Foto de la poeta uruguaya Delmira Agustini.
Delmira Agustini (Montevideo, Uruguay, 1886-1914).

Cuenta Dulce María Loynaz que en una ocasión Gabriela Mistral le preguntó a quién consideraba la mejor poetisa de América. La chilena le pidió a la habanera no incurrir en la obviedad de decir que era ella misma (o sea, Gabriela). Dulce María, persona de carácter ácido, le respondió algo así: “Tengo que decir que es usted, porque es la verdad; pero usted sabe que si otra de ‘nosotras’ viviera, las cosas no serían igual”. La autora de Desolación le contestó brevemente: “Estoy de acuerdo”. Ambas, sin mencionarla explícitamente, hablaban de Delmira Agustini.

Un denso enigma envuelve la figura de la uruguaya. El poder telúrico de su poesía parece no tener una explicación lógica de acuerdo con su vida. La muchacha bellísima, educada en los cánones conservadores que marcaron el tránsito del siglo XIX al XX en las altas clases latinoamericanas, cuyas lecturas no parecen haber sido particularmente abundantes, y de correspondencia que no delata un talento más allá de lo ordinario, fue, al mismo tiempo, la autora de una de las obras más apasionadas e intensas de la poesía en español. Y fue también la mujer que se ha entendido como una personificación del fuego, de las ansias eróticas que muy probablemente no experimentó a plenitud, pero que la han definido como una de las poetisas más interesantes de su país, a pesar también de su corta vida.

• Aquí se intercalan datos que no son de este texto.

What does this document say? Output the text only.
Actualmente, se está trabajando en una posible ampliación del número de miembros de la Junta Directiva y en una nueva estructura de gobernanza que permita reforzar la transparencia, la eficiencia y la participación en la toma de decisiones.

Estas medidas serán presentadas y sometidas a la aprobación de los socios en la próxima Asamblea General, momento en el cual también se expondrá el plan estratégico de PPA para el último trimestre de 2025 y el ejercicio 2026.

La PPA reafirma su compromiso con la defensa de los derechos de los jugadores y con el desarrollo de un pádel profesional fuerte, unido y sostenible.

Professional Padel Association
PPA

Es como si en Delmira habitase un espíritu flamígero que buscara saciar, a través de la poesía, las ansias de amor que la devoraban. Porque es el amor, el amor carnal, el tema predominante en su obra. Ella, la muchacha bien de ambiente casi victoriano, es la que declararía, en uno de sus versos, ser “la vaina del rayo”. A la que podemos imaginar en sus altas noches abandonando sobre sus cuadernos casi adolescentes los ropajes de la aristocracia oriental a la que pertenecía su familia, para ser allí, en el arte, lo que realmente era detrás de los oropeles de la corrección: una mujer ávida por el goce del amor, o angustiada por su ausencia.

Quizás se viese a sí misma cargando sobre su frente los “grades lirios marmóreos de pureza,/ pesados y glaciales como témpanos”, pues es claro que Delmira Agustini se sintió mucho más que lo que la sociedad esperaba de ella. Sus libros, que pasaron de títulos como El lirio blanco o Cantos de la mañana a otros de un fuerte matiz erótico en Los cálices vacíos, El rosario de Eros y Los astros del abismo (los dos últimos póstumos), fueron admirados y despreciados conforme a las reglas estrictas de quienes, aun reconociendo el inmenso talento de la joven, se negaron a aceptar que el tema sexual pudiese ser digno en la poesía, y menos en la poesía escrita por una joven de alcurnia.

Mucho se habla desde hace algunas décadas de la literatura hecha por mujeres como un corpus diferenciado, como si hubiese un especial mérito en el género de quien escribe. No soy partidario de la división artificial entre literatura “de mujeres” y “de hombres”. Veo en ella un intento de excluir y crear ghettos que responden a agendas extrartísticas. Delmira hace una poesía profundamente femenina porque es lo que ella misma era; en su femineidad estaban sus intereses, sus dudas y sus sueños no cumplidos, pero los valores de su obra exceden ese tipo de clasificaciones en mi opinión superficiales. Es una poesía humana: debiera bastar.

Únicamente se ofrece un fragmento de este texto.